The world, both our customers and our own, is best characterized by turbulence.
By this, I mean each of us, at least if we are paying attention, is pummeled by information overload/overwhelm, massive disruption, escalating change, increasingly confusing choices, increasing complexity, transformation, time compression, risk, uncertainty, and distraction.
Too often, our customers are struggling to cope, to keep up, to understand, often to survive. At the same time, they are trying to learn, to grow, to improve, to achieve.
In the face of all of this, how can we create the greatest value with our customers, how can we be most helpful?
I think it is encapsulated in the concept of “Sense-Making.”
By that, I mean, helping the customer make sense of the turmoil and turbulence they face. Helping them sort through everything thy are being pummeled with, helping them identify a path and chart a course forward, to solve their problems, to achieve, in fact to thrive, despite the turbulence.
I believe sales people are among the best to do that–at least in the context of the problems that we solve.

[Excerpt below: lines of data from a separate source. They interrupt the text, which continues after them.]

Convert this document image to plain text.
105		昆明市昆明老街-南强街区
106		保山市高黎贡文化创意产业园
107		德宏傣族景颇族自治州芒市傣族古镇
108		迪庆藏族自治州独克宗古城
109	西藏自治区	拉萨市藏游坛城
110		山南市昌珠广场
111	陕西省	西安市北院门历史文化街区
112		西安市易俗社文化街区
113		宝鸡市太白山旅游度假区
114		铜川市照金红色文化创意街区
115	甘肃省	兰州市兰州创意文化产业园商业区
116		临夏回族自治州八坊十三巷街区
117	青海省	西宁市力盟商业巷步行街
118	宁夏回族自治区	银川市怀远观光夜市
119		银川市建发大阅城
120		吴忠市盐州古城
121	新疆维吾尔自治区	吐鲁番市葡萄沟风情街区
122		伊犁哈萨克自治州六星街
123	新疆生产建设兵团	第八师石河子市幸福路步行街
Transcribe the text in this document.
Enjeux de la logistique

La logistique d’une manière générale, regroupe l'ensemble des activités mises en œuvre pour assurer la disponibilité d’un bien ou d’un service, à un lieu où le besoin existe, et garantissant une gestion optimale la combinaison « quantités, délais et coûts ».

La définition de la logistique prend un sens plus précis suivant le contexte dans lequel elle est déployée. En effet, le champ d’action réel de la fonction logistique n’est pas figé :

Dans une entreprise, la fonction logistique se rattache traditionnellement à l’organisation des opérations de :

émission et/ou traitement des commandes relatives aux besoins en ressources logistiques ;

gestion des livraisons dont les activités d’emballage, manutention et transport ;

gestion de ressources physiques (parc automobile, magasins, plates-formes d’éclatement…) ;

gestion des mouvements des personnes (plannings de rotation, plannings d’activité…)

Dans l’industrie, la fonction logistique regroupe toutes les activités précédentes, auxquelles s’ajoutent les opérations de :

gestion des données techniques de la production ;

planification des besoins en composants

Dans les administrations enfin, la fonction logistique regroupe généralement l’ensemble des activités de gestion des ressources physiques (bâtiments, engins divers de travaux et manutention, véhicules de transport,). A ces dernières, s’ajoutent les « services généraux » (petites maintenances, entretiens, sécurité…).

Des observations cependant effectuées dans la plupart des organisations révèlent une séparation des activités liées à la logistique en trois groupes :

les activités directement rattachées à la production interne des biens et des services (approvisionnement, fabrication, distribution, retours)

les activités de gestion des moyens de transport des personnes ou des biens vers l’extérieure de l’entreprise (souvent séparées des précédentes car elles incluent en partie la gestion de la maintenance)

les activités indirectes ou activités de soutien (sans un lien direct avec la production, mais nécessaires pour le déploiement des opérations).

Whether it is helping with massive, enterprise wide change, or taking something off their plate, so they don’t have to worry about it.

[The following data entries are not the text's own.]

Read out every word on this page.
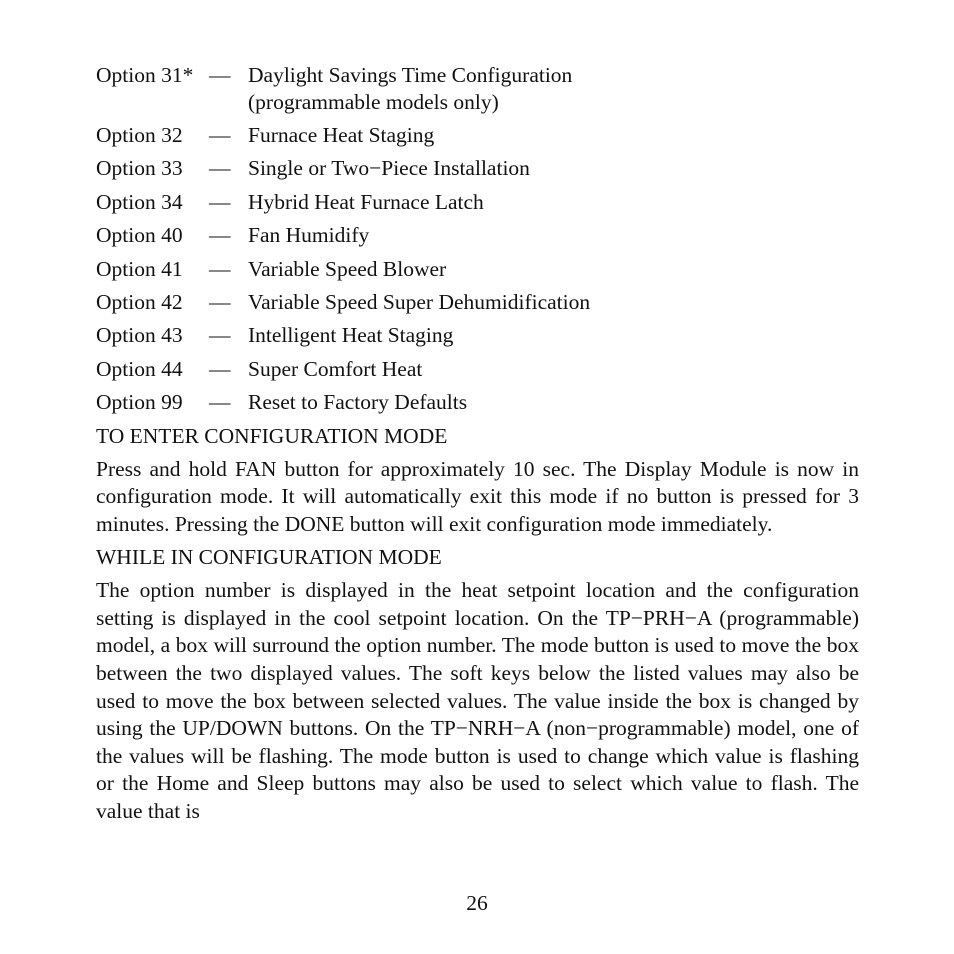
Option 31* — Daylight Savings Time Configuration
(programmable models only)
Option 32	— Furnace Heat Staging
Option 33	— Single or Two−Piece Installation
Option 34	— Hybrid Heat Furnace Latch
Option 40	— Fan Humidify
Option 41	— Variable Speed Blower
Option 42	— Variable Speed Super Dehumidification
Option 43	— Intelligent Heat Staging
Option 44	— Super Comfort Heat
Option 99	— Reset to Factory Defaults
TO ENTER CONFIGURATION MODE

Press and hold FAN button for approximately 10 sec. The Display Module is now in configuration mode. It will automatically exit this mode if no button is pressed for 3 minutes. Pressing the DONE button will exit configuration mode immediately.

WHILE IN CONFIGURATION MODE

The option number is displayed in the heat setpoint location and the configuration setting is displayed in the cool setpoint location. On the TP−PRH−A (programmable) model, a box will surround the option number. The mode button is used to move the box between the two displayed values. The soft keys below the listed values may also be used to move the box between selected values. The value inside the box is changed by using the UP/DOWN buttons. On the TP−NRH−A (non−programmable) model, one of the values will be flashing. The mode button is used to change which value is flashing or the Home and Sleep buttons may also be used to select which value to flash. The value that is

26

We are the best equipped to help our customers manage, learn, and grow, because we see others addressing the same issues every day. We can help them understand and navigate the issues they face, providing greater clarity.
Being a sense maker requires, perhaps, different skills and mindsets. We have to have the empathy to understand how our customers feel. We have to understand them, their businesses, their markets, their customers. Perhaps, it’s helping them feel less alone, that they are the only people/organizations facing these issues.
We have to help them figure out where they want to go, how they should be thinking about the issues and the potential solutions. We have to help them learn how to mobilize within their own organizations, navigating both their problem solving and buying processes.
These are non trivial issues, there are no easy solutions, but we can help them discover these and move forward. We can help them make sense of what they face and what they want to achieve.
Afterword: I will be expanding on the concept of Sense-Making in other posts. Increasingly, this single concept will become the biggest area in which sales people can help their customers.
Afterword: One of the most important books you can read is: Sensemaking: The Power Of Humanities In The Age Of The Algorithm, Christian Madsjberg. While Madsjberg addresses far broader issues, the principles apply to everything we do as sales people, in complex B2B sales and as leaders within our own organizations.